Living in the shadows of their city rivals

For some football clubs, becoming professional is often a mere pipedream – they find themselves a million miles away from the Manchester Uniteds, Chelseas and Arsenals of this world, and wallow in the achievements of their neighbours.

For one Lincoln-based club, even sharing their city with a League Two side is often tougher than it might seem.


Lincoln United manager John Wilkinson freely admits that his team will never overtake the Imps. Photo: Lincoln United Football Club

Lincoln United, the city’s ‘second team’ behind professionals Lincoln City, play in the Northern Premier League First Division South, four leagues below their city co-habitants and on level eight of the football pyramid.

“I think you have to start with a mind-set that you’re never going to pass Lincoln City,” John Wilkinson, the Whites’ manager, admits.

“You’ve got to assume that, right or wrong. People say, “You’ve got to be more ambitious than that,” but you’ve got to be realistic as well. You can’t expect to oust them. All you can aspire to is to be as good as you possibly can.”

Wilkinson could be described as ‘Mr Lincoln United’ after occupying one role or another at the club for 16 of the last 20 seasons. He’s been at the helm in his current spell at Ashby Avenue since November 2009.

Without the luxury of TV rights and high-profile advertising that professional clubs can boast, Wilkinson explained how it’s becoming increasingly difficult for a club like Lincoln United to stay afloat:

“The one thing that is a big thing for clubs like this is pre-season friendlies because they put a lot of funds in your bank in pre-season and it makes a heck of a difference.

“Obviously FA Cup prize money can help and hopefully you get the odd lucky draw where you’re away to Northwich Victoria in the FA Trophy [United took Northwich to a replay in this season’s competition].

“Other than that, it’s a wing and a prayer really.
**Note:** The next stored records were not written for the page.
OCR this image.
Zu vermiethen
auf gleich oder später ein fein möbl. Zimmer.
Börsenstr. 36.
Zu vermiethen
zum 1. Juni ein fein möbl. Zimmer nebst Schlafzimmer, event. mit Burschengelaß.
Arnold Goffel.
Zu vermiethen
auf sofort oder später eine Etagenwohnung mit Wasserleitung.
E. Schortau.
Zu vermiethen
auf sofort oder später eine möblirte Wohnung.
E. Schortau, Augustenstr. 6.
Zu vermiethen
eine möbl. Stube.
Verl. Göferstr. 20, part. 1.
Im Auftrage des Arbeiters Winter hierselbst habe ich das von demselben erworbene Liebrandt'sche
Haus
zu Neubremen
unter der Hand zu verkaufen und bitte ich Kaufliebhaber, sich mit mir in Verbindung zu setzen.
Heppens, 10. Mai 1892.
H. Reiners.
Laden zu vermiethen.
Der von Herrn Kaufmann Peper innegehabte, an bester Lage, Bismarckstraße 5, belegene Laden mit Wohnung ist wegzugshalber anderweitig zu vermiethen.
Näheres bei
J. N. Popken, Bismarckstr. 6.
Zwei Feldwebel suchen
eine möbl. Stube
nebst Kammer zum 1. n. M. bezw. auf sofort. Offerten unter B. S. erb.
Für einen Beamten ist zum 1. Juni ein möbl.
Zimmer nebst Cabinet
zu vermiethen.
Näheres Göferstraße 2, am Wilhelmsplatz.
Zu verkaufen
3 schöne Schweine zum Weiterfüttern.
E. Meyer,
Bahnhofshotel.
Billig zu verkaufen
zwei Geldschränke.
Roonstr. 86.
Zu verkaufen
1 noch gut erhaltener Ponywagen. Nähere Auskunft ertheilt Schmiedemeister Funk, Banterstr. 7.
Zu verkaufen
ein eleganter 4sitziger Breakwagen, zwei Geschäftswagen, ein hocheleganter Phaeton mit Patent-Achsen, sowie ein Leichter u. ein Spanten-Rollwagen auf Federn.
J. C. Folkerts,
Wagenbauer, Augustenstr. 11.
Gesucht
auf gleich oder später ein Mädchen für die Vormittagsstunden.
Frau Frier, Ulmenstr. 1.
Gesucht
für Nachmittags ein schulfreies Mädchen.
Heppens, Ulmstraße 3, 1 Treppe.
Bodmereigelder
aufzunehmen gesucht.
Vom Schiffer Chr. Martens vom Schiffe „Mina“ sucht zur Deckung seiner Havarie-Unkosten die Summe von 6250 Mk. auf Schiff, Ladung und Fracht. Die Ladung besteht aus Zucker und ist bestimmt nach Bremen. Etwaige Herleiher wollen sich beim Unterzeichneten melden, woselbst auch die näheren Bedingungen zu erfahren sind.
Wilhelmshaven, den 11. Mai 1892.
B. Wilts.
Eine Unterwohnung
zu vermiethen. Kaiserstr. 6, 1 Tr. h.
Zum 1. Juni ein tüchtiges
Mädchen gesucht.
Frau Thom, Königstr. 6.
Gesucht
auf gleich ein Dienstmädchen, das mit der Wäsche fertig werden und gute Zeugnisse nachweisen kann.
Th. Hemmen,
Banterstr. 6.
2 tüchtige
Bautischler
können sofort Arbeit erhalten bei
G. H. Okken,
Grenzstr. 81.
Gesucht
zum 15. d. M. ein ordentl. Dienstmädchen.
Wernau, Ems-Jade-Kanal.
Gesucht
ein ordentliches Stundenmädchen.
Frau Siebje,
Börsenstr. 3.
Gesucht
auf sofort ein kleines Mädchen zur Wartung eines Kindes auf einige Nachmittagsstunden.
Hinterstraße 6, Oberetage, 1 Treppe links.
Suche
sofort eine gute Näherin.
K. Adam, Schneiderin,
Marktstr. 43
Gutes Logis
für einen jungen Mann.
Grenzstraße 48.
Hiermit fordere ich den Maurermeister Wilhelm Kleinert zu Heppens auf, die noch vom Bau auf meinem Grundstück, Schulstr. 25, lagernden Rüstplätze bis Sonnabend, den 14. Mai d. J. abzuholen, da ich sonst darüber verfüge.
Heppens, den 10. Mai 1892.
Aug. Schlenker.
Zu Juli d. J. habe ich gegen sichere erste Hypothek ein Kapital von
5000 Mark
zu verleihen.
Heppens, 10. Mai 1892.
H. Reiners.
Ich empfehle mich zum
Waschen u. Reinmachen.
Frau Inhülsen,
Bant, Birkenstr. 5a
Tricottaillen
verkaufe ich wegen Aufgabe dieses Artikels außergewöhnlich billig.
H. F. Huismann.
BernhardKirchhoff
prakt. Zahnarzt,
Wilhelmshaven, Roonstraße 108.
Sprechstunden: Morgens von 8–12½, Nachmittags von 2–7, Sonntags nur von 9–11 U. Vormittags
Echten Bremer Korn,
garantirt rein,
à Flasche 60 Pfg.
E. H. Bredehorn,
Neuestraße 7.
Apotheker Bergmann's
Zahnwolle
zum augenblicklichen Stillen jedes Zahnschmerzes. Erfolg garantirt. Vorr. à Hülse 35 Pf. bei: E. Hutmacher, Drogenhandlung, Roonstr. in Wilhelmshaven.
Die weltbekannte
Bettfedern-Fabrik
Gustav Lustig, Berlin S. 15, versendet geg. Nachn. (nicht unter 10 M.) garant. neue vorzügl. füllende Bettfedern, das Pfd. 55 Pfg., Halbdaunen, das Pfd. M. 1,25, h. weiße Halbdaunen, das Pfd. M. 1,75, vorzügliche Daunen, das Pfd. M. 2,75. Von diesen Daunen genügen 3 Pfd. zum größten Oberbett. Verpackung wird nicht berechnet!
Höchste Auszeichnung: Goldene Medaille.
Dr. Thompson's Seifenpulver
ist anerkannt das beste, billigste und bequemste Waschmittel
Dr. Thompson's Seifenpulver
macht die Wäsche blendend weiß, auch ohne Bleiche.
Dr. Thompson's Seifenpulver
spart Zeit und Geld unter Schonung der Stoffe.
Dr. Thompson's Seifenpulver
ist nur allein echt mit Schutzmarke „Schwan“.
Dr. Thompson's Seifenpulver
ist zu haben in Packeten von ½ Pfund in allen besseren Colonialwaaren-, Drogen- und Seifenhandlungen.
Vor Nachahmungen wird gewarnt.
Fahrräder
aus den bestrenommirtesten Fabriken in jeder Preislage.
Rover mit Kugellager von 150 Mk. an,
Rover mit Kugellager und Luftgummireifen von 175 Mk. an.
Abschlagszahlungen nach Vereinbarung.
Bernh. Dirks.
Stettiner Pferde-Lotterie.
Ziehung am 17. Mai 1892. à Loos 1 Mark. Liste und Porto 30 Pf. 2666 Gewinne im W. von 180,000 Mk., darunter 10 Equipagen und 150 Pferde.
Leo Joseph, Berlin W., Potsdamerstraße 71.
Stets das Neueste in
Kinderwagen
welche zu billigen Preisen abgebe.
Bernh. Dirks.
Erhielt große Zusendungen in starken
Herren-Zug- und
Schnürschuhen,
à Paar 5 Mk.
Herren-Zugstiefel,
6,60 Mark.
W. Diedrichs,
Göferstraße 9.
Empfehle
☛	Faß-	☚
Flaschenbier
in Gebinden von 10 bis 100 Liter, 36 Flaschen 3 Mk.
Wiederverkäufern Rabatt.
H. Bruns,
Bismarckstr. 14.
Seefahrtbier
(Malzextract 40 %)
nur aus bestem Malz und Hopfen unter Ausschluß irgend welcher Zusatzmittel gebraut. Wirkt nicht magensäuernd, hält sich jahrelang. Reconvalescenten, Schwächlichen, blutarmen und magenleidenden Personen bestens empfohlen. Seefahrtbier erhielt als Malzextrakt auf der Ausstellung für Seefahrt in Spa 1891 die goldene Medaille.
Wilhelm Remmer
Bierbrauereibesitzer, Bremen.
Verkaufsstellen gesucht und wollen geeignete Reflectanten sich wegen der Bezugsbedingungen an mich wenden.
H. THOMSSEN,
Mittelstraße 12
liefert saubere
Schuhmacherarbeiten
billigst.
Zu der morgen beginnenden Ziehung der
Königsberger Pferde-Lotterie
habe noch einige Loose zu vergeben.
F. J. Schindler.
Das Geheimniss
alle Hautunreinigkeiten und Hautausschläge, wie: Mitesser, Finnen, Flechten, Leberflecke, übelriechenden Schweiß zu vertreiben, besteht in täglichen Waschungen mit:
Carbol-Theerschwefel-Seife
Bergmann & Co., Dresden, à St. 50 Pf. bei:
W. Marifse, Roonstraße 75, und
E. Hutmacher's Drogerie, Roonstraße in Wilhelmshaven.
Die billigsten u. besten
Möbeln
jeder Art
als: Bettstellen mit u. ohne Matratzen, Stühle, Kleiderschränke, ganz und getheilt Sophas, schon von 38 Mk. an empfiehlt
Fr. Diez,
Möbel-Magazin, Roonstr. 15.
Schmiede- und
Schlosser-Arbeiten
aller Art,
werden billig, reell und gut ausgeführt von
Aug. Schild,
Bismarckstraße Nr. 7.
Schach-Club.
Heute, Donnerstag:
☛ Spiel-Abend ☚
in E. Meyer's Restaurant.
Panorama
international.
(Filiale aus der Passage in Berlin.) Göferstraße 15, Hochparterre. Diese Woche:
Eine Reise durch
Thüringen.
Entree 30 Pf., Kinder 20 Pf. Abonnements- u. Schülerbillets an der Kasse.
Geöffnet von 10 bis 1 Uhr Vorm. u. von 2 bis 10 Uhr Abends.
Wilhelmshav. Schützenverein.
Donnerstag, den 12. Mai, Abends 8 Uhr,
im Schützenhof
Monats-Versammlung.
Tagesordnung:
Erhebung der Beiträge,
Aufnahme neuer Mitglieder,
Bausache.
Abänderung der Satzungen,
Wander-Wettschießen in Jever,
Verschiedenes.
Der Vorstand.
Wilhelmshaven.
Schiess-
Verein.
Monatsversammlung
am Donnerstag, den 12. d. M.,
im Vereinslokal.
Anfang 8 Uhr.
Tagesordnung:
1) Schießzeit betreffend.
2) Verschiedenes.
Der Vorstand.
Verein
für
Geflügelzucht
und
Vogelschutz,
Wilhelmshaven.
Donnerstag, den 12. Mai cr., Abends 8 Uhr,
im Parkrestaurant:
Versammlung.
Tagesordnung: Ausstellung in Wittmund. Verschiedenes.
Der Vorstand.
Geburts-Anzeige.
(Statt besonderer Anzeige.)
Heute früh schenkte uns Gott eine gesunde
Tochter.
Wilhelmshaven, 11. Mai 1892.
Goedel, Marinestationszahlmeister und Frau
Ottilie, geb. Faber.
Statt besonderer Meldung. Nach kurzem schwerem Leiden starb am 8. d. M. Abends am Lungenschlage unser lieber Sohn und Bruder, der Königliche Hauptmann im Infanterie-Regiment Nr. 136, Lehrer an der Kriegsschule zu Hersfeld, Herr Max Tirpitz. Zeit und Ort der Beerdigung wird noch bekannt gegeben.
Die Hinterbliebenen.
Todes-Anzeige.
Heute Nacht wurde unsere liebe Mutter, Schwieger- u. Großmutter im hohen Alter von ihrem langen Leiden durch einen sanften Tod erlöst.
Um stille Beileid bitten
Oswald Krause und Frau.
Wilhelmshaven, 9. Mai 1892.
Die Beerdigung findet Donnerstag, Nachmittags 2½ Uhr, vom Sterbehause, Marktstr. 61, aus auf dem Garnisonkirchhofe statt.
We sell programme adverts and the usual things, but it’s harder and harder season on season.”

The club’s financial woes don’t help when it comes to bringing in new, experienced players either.

“One of the hardest things for this club attracting ex-professionals is finance,” Wilkinson says. “When you tell most of them what you can afford to pay them, they fall through the floor.”

Three ex-pros who luckily didn’t fall through the floor, though, are Terry Fleming, Steve Melton and Stuart Reddington.

At 37, Fleming is the oldest of the three, but carries with him bags of experience, having made over 400 appearances for a whole host of Football League clubs. He even spent five years at rivals Lincoln City, notching up nearly 200 games for the Imps.

Sadly for Whites fans, a Manchester City-style takeover is not on the cards, as it becomes progressively more challenging to finance a football club at any level.

“I really think that this club can comfortably achieve the next level,” Wilkinson says.

“After that, we’d have to have Elton John or somebody invest, and I’m not sure that’s good anyway because it’s very much a temporary thing.

“If you get a private individual who takes you two divisions up, when he leaves, you’re back probably four down.”

This isn’t to say they don’t take football seriously at Ashby Avenue, though. Everyone involved at Lincoln United will strive for success at the club, from the tea ladies to the ground staff, and none more so than Wilkinson himself.

Sometimes being realistic is not only encouraging, but refreshing as well. And in the future, United and City, though this time not of the Manchester variety, might just get to face each other on equal terms in the not-too-distant future.